Rustin’s pacifist activities have been further expressed in his affiliations with the Peace Information Center and the Women’s International League for Peace and Freedom. Of course, he is a vigorous critic of U.S. participation in the Vietnam War, thereby following in the footsteps of his old mentor, Muste, who twice visited Ho chi Minh on missions of "peace and sympathy." (Ho was distraught at the news of Muste’s death in 1967.) There can be no doubt that Rustin has acquired a national recognition accorded few other racial agitators.
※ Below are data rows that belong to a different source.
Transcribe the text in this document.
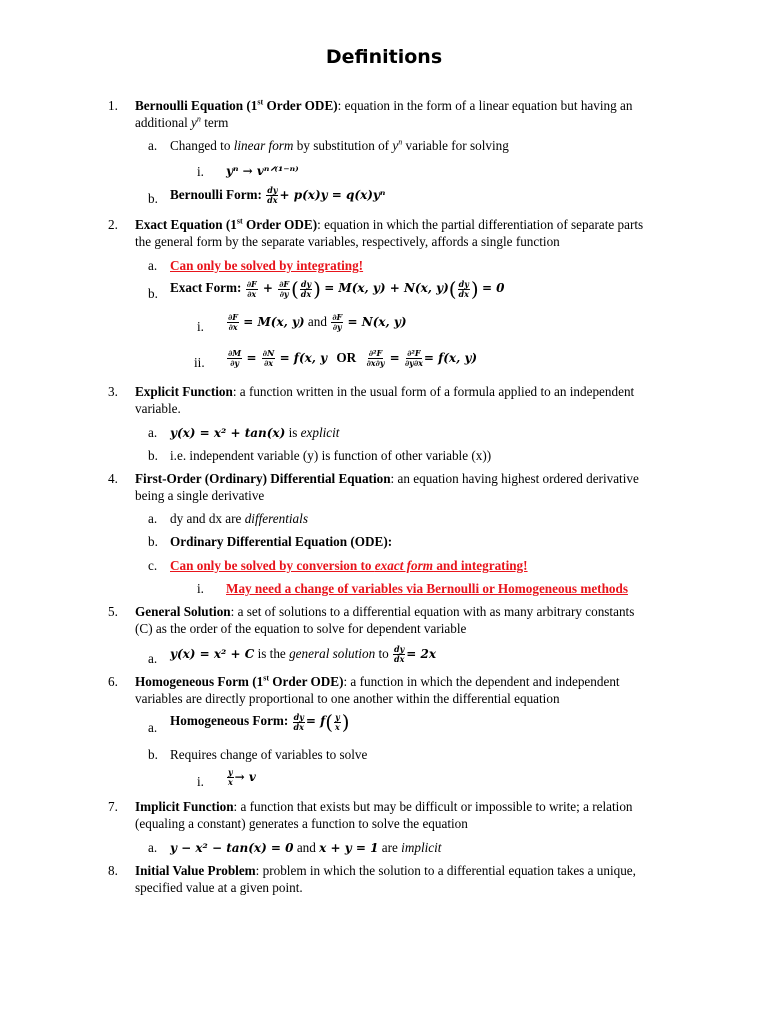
Definitions
1. Bernoulli Equation (1st Order ODE): equation in the form of a linear equation but having an
additional $y^n$ term
a. Changed to linear form by substitution of $y^n$ variable for solving
i. yⁿ → vⁿᐟ⁽¹⁻ⁿ⁾
b. Bernoulli Form: $\frac{dy}{dx} + p(x)y = q(x)y^n$
2. Exact Equation (1st Order ODE): equation in which the partial differentiation of separate parts
the general form by the separate variables, respectively, affords a single function
a. Can only be solved by integrating!
b. Exact Form: $\frac{\partial F}{\partial x} + \frac{\partial F}{\partial y}$ ( $\frac{dy}{dx}$ ) = M(x, y) + N(x, $y)( \frac{dy}{dx}$ ) = 0
i.	$\frac{\partial F}{\partial x} = M(x$, y) and $\frac{\partial F}{\partial y} = N(x$, y)
ii.	$\frac{\partial M}{\partial y} = \frac{\partial N}{\partial x} = f(x$, y OR $\frac{\text{∂²F}}{\partial x\partial y} = \frac{\text{∂²F}}{\partial y\partial x} = f(x$, y)
3. Explicit Function: a function written in the usual form of a formula applied to an independent
variable.
a. y(x) = x² + tan(x) is explicit
b. i.e. independent variable (y) is function of other variable (x))
4. First-Order (Ordinary) Differential Equation: an equation having highest ordered derivative
being a single derivative
a. dy and dx are differentials
b. Ordinary Differential Equation (ODE):
c. Can only be solved by conversion to exact form and integrating!
i. May need a change of variables via Bernoulli or Homogeneous methods
5. General Solution: a set of solutions to a differential equation with as many arbitrary constants
(C) as the order of the equation to solve for dependent variable
a. y(x) = x² + C is the general solution to $\frac{dy}{dx} = 2x$
6. Homogeneous Form (1st Order ODE): a function in which the dependent and independent
variables are directly proportional to one another within the differential equation
a. Homogeneous Form: $\frac{dy}{dx} = f( \frac{y}{x}$ )
b. Requires change of variables to solve
i.	$\frac{y}{x} \to v$
7. Implicit Function: a function that exists but may be difficult or impossible to write; a relation
(equaling a constant) generates a function to solve the equation
a. y − x² − tan(x) = 0 and x + y = 1 are implicit
8. Initial Value Problem: problem in which the solution to a differential equation takes a unique,
specified value at a given point.
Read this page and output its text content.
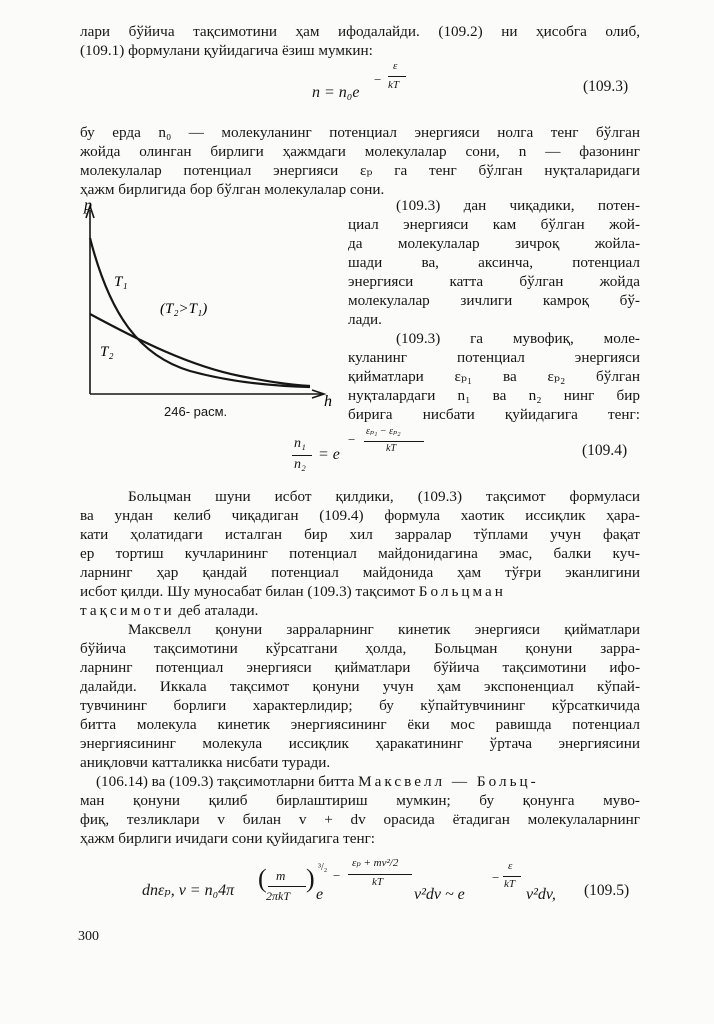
лари бўйича тақсимотини ҳам ифодалайди. (109.2) ни ҳисобга олиб,
(109.1) формулани қуйидагича ёзиш мумкин:
n = n₀e
−
ε
kT	(109.3)
бу ерда n₀ — молекуланинг потенциал энергияси нолга тенг бўлган
жойда олинган бирлиги ҳажмдаги молекулалар сони, n — фазонинг
молекулалар потенциал энергияси εₚ га тенг бўлган нуқталаридаги
ҳажм бирлигида бор бўлган молекулалар сони.
p
h
T₁
T₂
(T₂>T₁)
246- расм.
(109.3) дан чиқадики, потен-
циал энергияси кам бўлган жой-
да молекулалар зичроқ жойла-
шади ва, аксинча, потенциал
энергияси катта бўлган жойда
молекулалар зичлиги камроқ бў-
лади.
(109.3) га мувофиқ, моле-
куланинг потенциал энергияси
қийматлари εₚ₁ ва εₚ₂ бўлган
нуқталардаги n₁ ва n₂ нинг бир
бирига нисбати қуйидагига тенг:
n₁
n₂
= e
−
εₚ₁ − εₚ₂
kT	(109.4)
Больцман шуни исбот қилдики, (109.3) тақсимот формуласи
ва ундан келиб чиқадиган (109.4) формула хаотик иссиқлик ҳара-
кати ҳолатидаги исталган бир хил зарралар тўплами учун фақат
ер тортиш кучларининг потенциал майдонидагина эмас, балки куч-
ларнинг ҳар қандай потенциал майдонида ҳам тўғри эканлигини
исбот қилди. Шу муносабат билан (109.3) тақсимот Больцман
тақсимоти деб аталади.
Максвелл қонуни зарраларнинг кинетик энергияси қийматлари
бўйича тақсимотини кўрсатгани ҳолда, Больцман қонуни зарра-
ларнинг потенциал энергияси қийматлари бўйича тақсимотини ифо-
далайди. Иккала тақсимот қонуни учун ҳам экспоненциал кўпай-
тувчининг борлиги характерлидир; бу кўпайтувчининг кўрсаткичида
битта молекула кинетик энергиясининг ёки мос равишда потенциал
энергиясининг молекула иссиқлик ҳаракатининг ўртача энергиясини
аниқловчи катталикка нисбати туради.
(106.14) ва (109.3) тақсимотларни битта Максвелл — Больц-
ман қонуни қилиб бирлаштириш мумкин; бу қонунга муво-
фиқ, тезликлари v билан v + dv орасида ётадиган молекулаларнинг
ҳажм бирлиги ичидаги сони қуйидагига тенг:
dnεₚ, v = n₀4π ( m
2πkT
) ³/₂
e
−
εₚ + mv²/2
kT
v²dv ~ e
−
ε
kT
v²dv, (109.5)
300
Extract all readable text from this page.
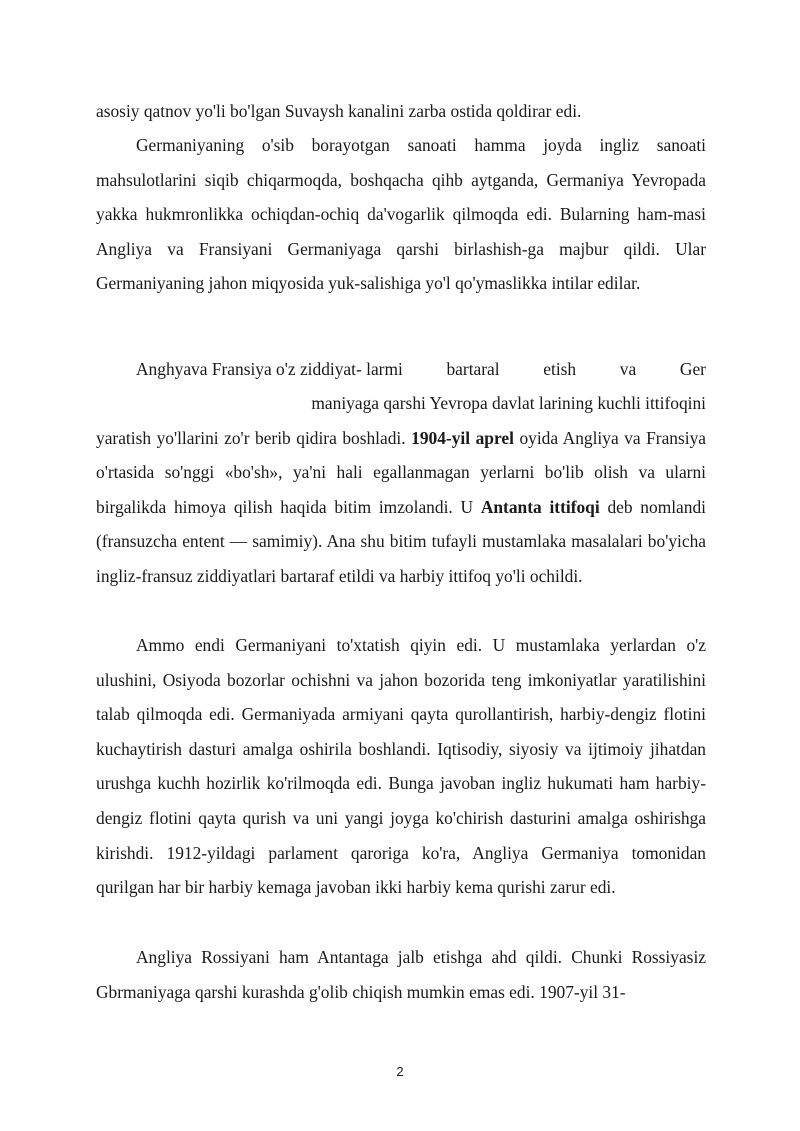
asosiy qatnov yo'li bo'lgan Suvaysh kanalini zarba ostida qoldirar edi.

Germaniyaning o'sib borayotgan sanoati hamma joyda ingliz sanoati mahsulotlarini siqib chiqarmoqda, boshqacha qihb aytganda, Germaniya Yevropada yakka hukmronlikka ochiqdan-ochiq da'vogarlik qilmoqda edi. Bularning ham-masi Angliya va Fransiyani Germaniyaga qarshi birlashish-ga majbur qildi. Ular Germaniyaning jahon miqyosida yuk-salishiga yo'l qo'ymaslikka intilar edilar.

Anghyava Fransiya o'z ziddiyat- larmi	bartaral	etish	va	Ger

maniyaga qarshi Yevropa davlat larining kuchli ittifoqini
yaratish yo'llarini zo'r berib qidira boshladi. 1904-yil aprel oyida Angliya va Fransiya o'rtasida so'nggi «bo'sh», ya'ni hali egallanmagan yerlarni bo'lib olish va ularni birgalikda himoya qilish haqida bitim imzolandi. U Antanta ittifoqi deb nomlandi (fransuzcha entent — samimiy). Ana shu bitim tufayli mustamlaka masalalari bo'yicha ingliz-fransuz ziddiyatlari bartaraf etildi va harbiy ittifoq yo'li ochildi.

Ammo endi Germaniyani to'xtatish qiyin edi. U mustamlaka yerlardan o'z ulushini, Osiyoda bozorlar ochishni va jahon bozorida teng imkoniyatlar yaratilishini talab qilmoqda edi. Germaniyada armiyani qayta qurollantirish, harbiy-dengiz flotini kuchaytirish dasturi amalga oshirila boshlandi. Iqtisodiy, siyosiy va ijtimoiy jihatdan urushga kuchh hozirlik ko'rilmoqda edi. Bunga javoban ingliz hukumati ham harbiy-dengiz flotini qayta qurish va uni yangi joyga ko'chirish dasturini amalga oshirishga kirishdi. 1912-yildagi parlament qaroriga ko'ra, Angliya Germaniya tomonidan qurilgan har bir harbiy kemaga javoban ikki harbiy kema qurishi zarur edi.

Angliya Rossiyani ham Antantaga jalb etishga ahd qildi. Chunki Rossiyasiz Gbrmaniyaga qarshi kurashda g'olib chiqish mumkin emas edi. 1907-yil 31-

2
He has been called a "dynamic social reformer" (Ebony magazine), an "organizing genius" (New York Times), "enough of a realist and enough of a philosopher to fill the bill for the Negroes" (columnist Mary McGrory —who also described Rustin as a rangy, handsome, graying 53-year-old exfootball player), "the most electric man in the civil rights movement" (Boston Herald), "character integrity, and extraordinary ability. . . dedication to high human ideals" (A. Philip Randolph), "brilliant, efficient and dedicated organizer and one of the best and most persuasive interpreters of nonviolence" (M.L. King Jr.).
In his deliberately cultivated and affected British accent, Rustin calls himself a political actionist and a lonely genius who believes "in social dislocation and creative trouble." He is obviously not too happy being an American: "I tell you, brother, I fought it for years, against being American — in my speech, my manner, everything. . . It’s a hard thing for a Negro to accept, being American, but you can’t escape it." Rustin’s fight against being American is not over.